43.

Thought Diary: Wikipedia: ‘The term “addiction” is used in many contexts to describe an obsession, compulsion, or excessive psychological dependence, such as drug addiction, gambling, crime…’ Or rotten tramps! Me.

I go straight up the promenade towards The Mansion, with the rusty tracks of the railway and its metal fence to my right and the towering wall across the road to my left. The wind pushes like a cold hand against my bent head, all the way to the broad expanse of concrete before the tatty white building, where it dies away.

It’s eerily quiet; I’d be glad to see even Mad Alec come out now, but nothing breaks the silence.
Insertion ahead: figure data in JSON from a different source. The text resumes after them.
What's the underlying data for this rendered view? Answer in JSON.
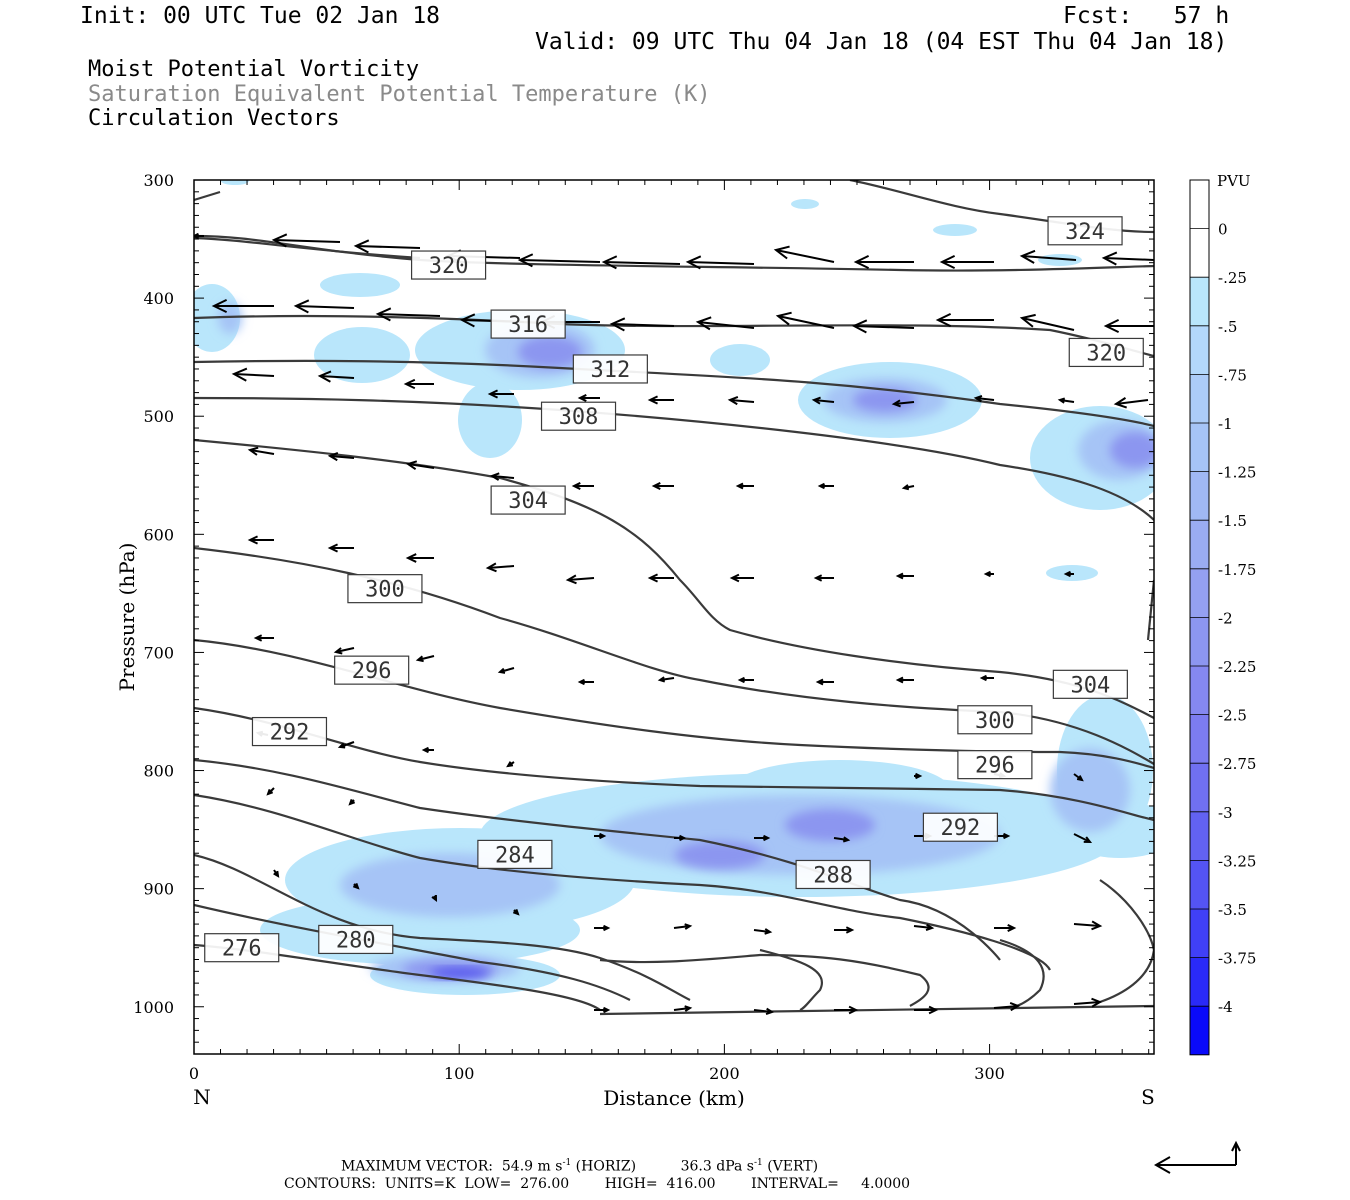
{
  "header": {
    "init": "Init: 00 UTC Tue 02 Jan 18",
    "fcst": "Fcst:   57 h",
    "valid": "Valid: 09 UTC Thu 04 Jan 18 (04 EST Thu 04 Jan 18)"
  },
  "fields": [
    "Moist Potential Vorticity",
    "Saturation Equivalent Potential Temperature (K)",
    "Circulation Vectors"
  ],
  "footer": {
    "max_label": "MAXIMUM VECTOR:",
    "horiz_value": "54.9 m s",
    "horiz_exp": "-1",
    "horiz_unit": "(HORIZ)",
    "vert_value": "36.3 dPa s",
    "vert_exp": "-1",
    "vert_unit": "(VERT)",
    "contours": "CONTOURS:  UNITS=K  LOW=  276.00        HIGH=  416.00        INTERVAL=     4.0000"
  },
  "chart_data": {
    "type": "contour",
    "xlabel": "Distance (km)",
    "ylabel": "Pressure (hPa)",
    "xlim": [
      0,
      362
    ],
    "ylim": [
      1040,
      300
    ],
    "x_ticks": [
      0,
      100,
      200,
      300
    ],
    "y_ticks": [
      300,
      400,
      500,
      600,
      700,
      800,
      900,
      1000
    ],
    "x_end_labels": {
      "left": "N",
      "right": "S"
    },
    "colorbar": {
      "unit": "PVU",
      "levels": [
        0,
        -0.25,
        -0.5,
        -0.75,
        -1,
        -1.25,
        -1.5,
        -1.75,
        -2,
        -2.25,
        -2.5,
        -2.75,
        -3,
        -3.25,
        -3.5,
        -3.75,
        -4
      ],
      "labels": [
        "0",
        "-.25",
        "-.5",
        "-.75",
        "-1",
        "-1.25",
        "-1.5",
        "-1.75",
        "-2",
        "-2.25",
        "-2.5",
        "-2.75",
        "-3",
        "-3.25",
        "-3.5",
        "-3.75",
        "-4"
      ]
    },
    "contour_labels": [
      {
        "text": "324",
        "x": 336,
        "p": 343
      },
      {
        "text": "320",
        "x": 96,
        "p": 372
      },
      {
        "text": "320",
        "x": 344,
        "p": 446
      },
      {
        "text": "316",
        "x": 126,
        "p": 422
      },
      {
        "text": "312",
        "x": 157,
        "p": 460
      },
      {
        "text": "308",
        "x": 145,
        "p": 500
      },
      {
        "text": "304",
        "x": 126,
        "p": 571
      },
      {
        "text": "304",
        "x": 338,
        "p": 727
      },
      {
        "text": "300",
        "x": 72,
        "p": 646
      },
      {
        "text": "300",
        "x": 302,
        "p": 757
      },
      {
        "text": "296",
        "x": 67,
        "p": 715
      },
      {
        "text": "296",
        "x": 302,
        "p": 795
      },
      {
        "text": "292",
        "x": 36,
        "p": 767
      },
      {
        "text": "292",
        "x": 289,
        "p": 848
      },
      {
        "text": "288",
        "x": 241,
        "p": 888
      },
      {
        "text": "284",
        "x": 121,
        "p": 871
      },
      {
        "text": "280",
        "x": 61,
        "p": 943
      },
      {
        "text": "276",
        "x": 18,
        "p": 950
      }
    ]
  }
}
I peer in like a stranger, but see only an old sleeping bag, an empty crate or two and some bent beer cans. It’s deserted. I stand a moment longer and then I hear it – a shuffling and something falling. It’s coming from the side room where the old man used to sleep. My heart starts jumping inside me and I want to run. ‘Banks?’ I whisper, ‘Banks?’ and step in, eyes wide in the gloom. A man turns, loses his balance and puts out a hand, cursing. I’ve never seen him before in my life.

We look at each other. He speaks. ‘Got any money?’

His face is narrow and thin like a dog’s, with long teeth and the lower rims of his eyes drooping and red. I put my hand in my pocket and find a coin. ‘This is all I have,’ I say. ‘Take it.’

The man looks at the pound in my hand and as he moves to snatch it, I see my old bag clenched beneath his arm. The sleeve of a pink sweatshirt is hanging out like a tongue. A mean look comes over his face.

‘Clear off,’ he says, and takes a step forward.

‘You put that down, it’s not your stuff,’ I tell him, but he lunges at me again.

‘You wait until Banks comes,’ I tell him, ‘then you’ll be sorry.’

I step backwards – one, two, three – until I’m out and walking away. When I glance back, the man is peering at me from the doorway.

‘I only wanted to ask if you’ve seen someone!’ I yell. ‘It’s not even your house!’

He disappears, but a moment later comes back and hurls something, which falls through the air straight towards my head.

‘Bugger off!’ he shouts again, but I don’t need telling. I walk away, furious. The man has my bag that Banks was supposed to be looking after. How dare he go in and just take it. He’s like some animal that finds an empty lair, picking over the bones until he knows the owners aren’t coming back. Then he’ll overlay it with his own scent so that nothing familiar is left.

Once I’m home, I can’t stop thinking about it. I need to find out if Banks is all right. I need to know about Alec and the old man, and I realise now that if they’re not on the beach, or in The Mansion, I have no idea where to look. Finally, just before I give up and go to bed, I remember the Sally Army, and suddenly I’m excited. It takes only seconds to go online and find the number of the local branch, and now I can barely sleep. I want it to be tomorrow right now.

To my surprise, it’s only a short bus ride and I’m there. In the daylight, my trumpet woman looks much younger. She’s busy pouring tea from a giant teapot and laying out buns. The customers seem to be mostly homeless people, and from my place at the door, I scan their faces. Most of them take their tea and buns to a table and slump over. Some sit silent and some sleep huddled against radiators. The teacups give them a respectable air, but a closer look tells you they are strangers to an indoor life. Their beards are shaggy, their clothes a uniform colour as though whatever they used to be has been faded to grey by the wind and the salt air. One of them is talking to the wall, his mouth moving like an old puppet – gawp-gawp-gawp – out of sequence with the words. Mostly, though, they are quiet, like the survivors of some disaster waiting for a boat to come and take them to a new home.

An army woman comes over to me. She smiles and asks me in, but I can’t do that. I show her the newspaper with Banks’ photo in it, but she shakes her head. ‘I’m not aware of seeing him,’ she says, ‘but I could have. I’ll certainly look out for him, and ask the other centres if he’s known.’

I sigh. ‘I just want to know he’s okay,’ I tell her. ‘I want to say I’m sorry.’

The woman looks sympathetic, but she has no solutions, only her promise to look out. It’s something and nothing.

‘I hope you’ll come again,’ she says as she writes down my number. ‘It’s nice to see you. If we hear anything I’ll let you know.’

There’s nothing to do but go home. I just wish I knew Banks was okay. Right now he’s like the ocean at night – you know it’s there, but even though the lights are coming on you can’t see it and all you know of it is a washing sound somewhere down below, where the cooler air comes up at you with a smell of salt. It sounds like someone sighing in the back room of a house when they think no one is listening.